I would say I find government corruption to be more concerning than government incompetence. For the same reason that I would find a crime committed with intent to be more concerning than a crime committed with negligence. Neither are unconcerning though.
Corruption is a very serious allegation and typically involves some form of quid-pro-quo (direct or indirect, tangible or non-tangible). There are contexts it likely applies, such as lobbyists and PACs getting favorable laws passed, wealthy donors getting ambassadorships, etc, but I can’t see how it applies in this case.

Are you suggesting that everyone involved from attorney generals to congressmen, senators, federal judges, and Supreme Court justices (not a one of which - including the two Trump appointees - formally registered their disagreement with the unanimous decisions/reviews or lack thereof) were, somehow, making decisions and getting something out of deciding/acting contrary to how they would have otherwise?

Look up Lois Lerner and all of the "oops we deleted those hard drives you subpoenaed from the IRS" during the Obama Administration.
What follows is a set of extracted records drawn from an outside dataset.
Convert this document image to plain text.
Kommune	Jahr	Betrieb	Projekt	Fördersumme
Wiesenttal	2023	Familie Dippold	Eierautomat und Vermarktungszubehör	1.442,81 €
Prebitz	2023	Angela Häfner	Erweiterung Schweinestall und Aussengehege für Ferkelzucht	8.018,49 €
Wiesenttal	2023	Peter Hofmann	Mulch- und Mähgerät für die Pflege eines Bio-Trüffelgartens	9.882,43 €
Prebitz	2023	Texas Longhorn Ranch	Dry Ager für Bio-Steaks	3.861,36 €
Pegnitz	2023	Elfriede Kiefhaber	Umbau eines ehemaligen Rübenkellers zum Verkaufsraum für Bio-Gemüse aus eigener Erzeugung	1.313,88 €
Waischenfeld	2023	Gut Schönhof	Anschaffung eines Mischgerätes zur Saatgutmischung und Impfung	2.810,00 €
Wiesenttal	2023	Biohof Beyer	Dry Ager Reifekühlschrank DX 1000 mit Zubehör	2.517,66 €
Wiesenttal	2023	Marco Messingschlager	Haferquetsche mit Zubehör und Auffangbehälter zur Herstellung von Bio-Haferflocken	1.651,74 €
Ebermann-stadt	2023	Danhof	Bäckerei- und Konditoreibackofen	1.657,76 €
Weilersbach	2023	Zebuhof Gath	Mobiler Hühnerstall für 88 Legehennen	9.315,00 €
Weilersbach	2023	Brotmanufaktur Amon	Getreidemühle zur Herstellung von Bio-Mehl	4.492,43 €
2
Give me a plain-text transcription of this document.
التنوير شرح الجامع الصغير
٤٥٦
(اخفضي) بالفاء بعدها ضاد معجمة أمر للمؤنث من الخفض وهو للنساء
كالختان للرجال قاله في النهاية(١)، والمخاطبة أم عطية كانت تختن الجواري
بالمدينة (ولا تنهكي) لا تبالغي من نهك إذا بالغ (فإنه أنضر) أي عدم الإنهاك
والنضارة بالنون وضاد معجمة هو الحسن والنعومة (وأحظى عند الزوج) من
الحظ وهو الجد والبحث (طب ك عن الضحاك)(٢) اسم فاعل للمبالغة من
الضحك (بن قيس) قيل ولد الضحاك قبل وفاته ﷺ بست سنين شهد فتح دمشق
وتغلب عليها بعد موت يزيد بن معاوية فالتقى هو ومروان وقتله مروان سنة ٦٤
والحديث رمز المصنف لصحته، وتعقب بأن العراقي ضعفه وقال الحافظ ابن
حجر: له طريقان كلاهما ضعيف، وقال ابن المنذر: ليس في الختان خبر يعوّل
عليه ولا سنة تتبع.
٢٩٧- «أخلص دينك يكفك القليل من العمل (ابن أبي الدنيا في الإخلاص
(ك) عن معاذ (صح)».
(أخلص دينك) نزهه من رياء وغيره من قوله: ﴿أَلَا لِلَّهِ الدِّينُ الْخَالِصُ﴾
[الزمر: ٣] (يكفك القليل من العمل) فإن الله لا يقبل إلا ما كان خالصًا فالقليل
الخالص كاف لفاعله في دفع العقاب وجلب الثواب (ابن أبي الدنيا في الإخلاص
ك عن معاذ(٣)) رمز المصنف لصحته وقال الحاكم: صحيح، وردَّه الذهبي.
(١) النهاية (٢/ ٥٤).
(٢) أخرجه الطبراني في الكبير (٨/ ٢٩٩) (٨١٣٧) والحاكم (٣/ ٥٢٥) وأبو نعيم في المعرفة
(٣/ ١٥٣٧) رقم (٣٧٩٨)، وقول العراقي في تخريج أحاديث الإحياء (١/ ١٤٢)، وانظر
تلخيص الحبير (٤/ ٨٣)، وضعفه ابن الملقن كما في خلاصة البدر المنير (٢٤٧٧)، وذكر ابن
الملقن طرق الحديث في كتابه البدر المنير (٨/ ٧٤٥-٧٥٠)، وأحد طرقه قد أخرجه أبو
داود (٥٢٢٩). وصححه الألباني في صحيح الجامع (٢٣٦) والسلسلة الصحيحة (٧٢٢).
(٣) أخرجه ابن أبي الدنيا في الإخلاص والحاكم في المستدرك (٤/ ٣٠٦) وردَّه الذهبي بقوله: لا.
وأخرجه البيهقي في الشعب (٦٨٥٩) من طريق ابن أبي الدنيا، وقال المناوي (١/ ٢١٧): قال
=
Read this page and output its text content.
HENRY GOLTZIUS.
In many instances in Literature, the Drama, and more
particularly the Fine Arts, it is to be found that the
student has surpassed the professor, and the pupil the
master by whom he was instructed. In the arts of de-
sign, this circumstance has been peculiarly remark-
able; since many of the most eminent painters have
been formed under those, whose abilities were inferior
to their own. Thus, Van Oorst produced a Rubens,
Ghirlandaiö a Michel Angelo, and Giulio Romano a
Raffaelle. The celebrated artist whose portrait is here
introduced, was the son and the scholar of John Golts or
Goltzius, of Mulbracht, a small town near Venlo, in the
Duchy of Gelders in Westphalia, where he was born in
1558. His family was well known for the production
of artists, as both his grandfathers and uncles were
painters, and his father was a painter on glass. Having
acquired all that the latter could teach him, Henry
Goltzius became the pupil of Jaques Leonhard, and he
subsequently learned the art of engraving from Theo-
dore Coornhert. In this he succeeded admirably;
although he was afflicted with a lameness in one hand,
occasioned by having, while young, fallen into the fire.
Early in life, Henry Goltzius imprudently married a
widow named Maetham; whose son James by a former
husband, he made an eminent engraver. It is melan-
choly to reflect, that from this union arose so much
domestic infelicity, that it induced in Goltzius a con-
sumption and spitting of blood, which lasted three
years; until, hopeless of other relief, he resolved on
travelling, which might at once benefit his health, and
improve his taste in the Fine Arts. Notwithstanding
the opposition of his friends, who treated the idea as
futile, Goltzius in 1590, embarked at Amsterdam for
While some corruption involves a quid pro quo, the most damaging kind of corruption in our government today is ideological corruption.

When an unelected person has an opinion (which they're certainly entitled to have in their private life) and uses their government position to put their thumb on the scale of how people / organizations are treated to match their ideological beliefs, that's a different kind of corruption.

Knowingly and illegally violating somebody’s rights in order to enact some alternative agenda is very obviously corruption, and anybody who knowingly participated in it knowingly participated in corruption. Bribes and paying for influence aren’t the only form of corruption. Any abuse of power is corrupt.
I will not disagree with you there (have an upvote on me), but (not that we can know without it being investigated) that seems to be a straightforward case of employee theft of proprietary documents and data from their employer. If so, that’s something that absolutely should be prosecuted but it’s not a case of systematic/organization corruption (although willfully declining to investigate what happened might very well be).
I think I know the problem, they probably don't have one of those 25 minute annual data governance trainings to teach/remind them how to handle PII.
I think I know the solution, we'll double the training session (we'll use the same training, but make them spend an hour on the same material and time them) and have them do it twice a year! That'll surely reduce error rates by a quarter!
The place I work for (not the government) actually started blocking USB storage devices because of the risk of data leaks. Too many of them involve misplaced flash drives.
What they really need are more agents. I think 87,000 should do the trick.
My new thesis is that an increasing number of problems is caused by human stupidity. We are entering a world as depicted by the movie Idiocracy.
this could be solved by not requiring collection of citizens' private info at gunpoint. but im sure all the idiots who reacted to snowden by building half working "solutions" with "please donate" buttons will not get this.
What a hostile website. I land on the page, a second goes by and then I get a flashing screen that redirects me... to the same page. A few more seconds go by and then I see a "validating credentials" loading message and again just get redirected to the same page. I'm sure my privacy plugins have something to do with this but come on, why do we need to do all this redirecting for just a web article? This could essentially be static!
You're not blocking enough. The site actually manages to display text even with JS disabled which is more than I can for some others.
IRS: Fucking IDIOTS! No Liability, No accountability! Who can SUE the IRS!? :/
While we're at it, what ever happened to the ID.me clusterfuck from earlier this year? As of February they said it wouldn't be mandatory, but all accounts are still being urged to switch to that privacy nightmare.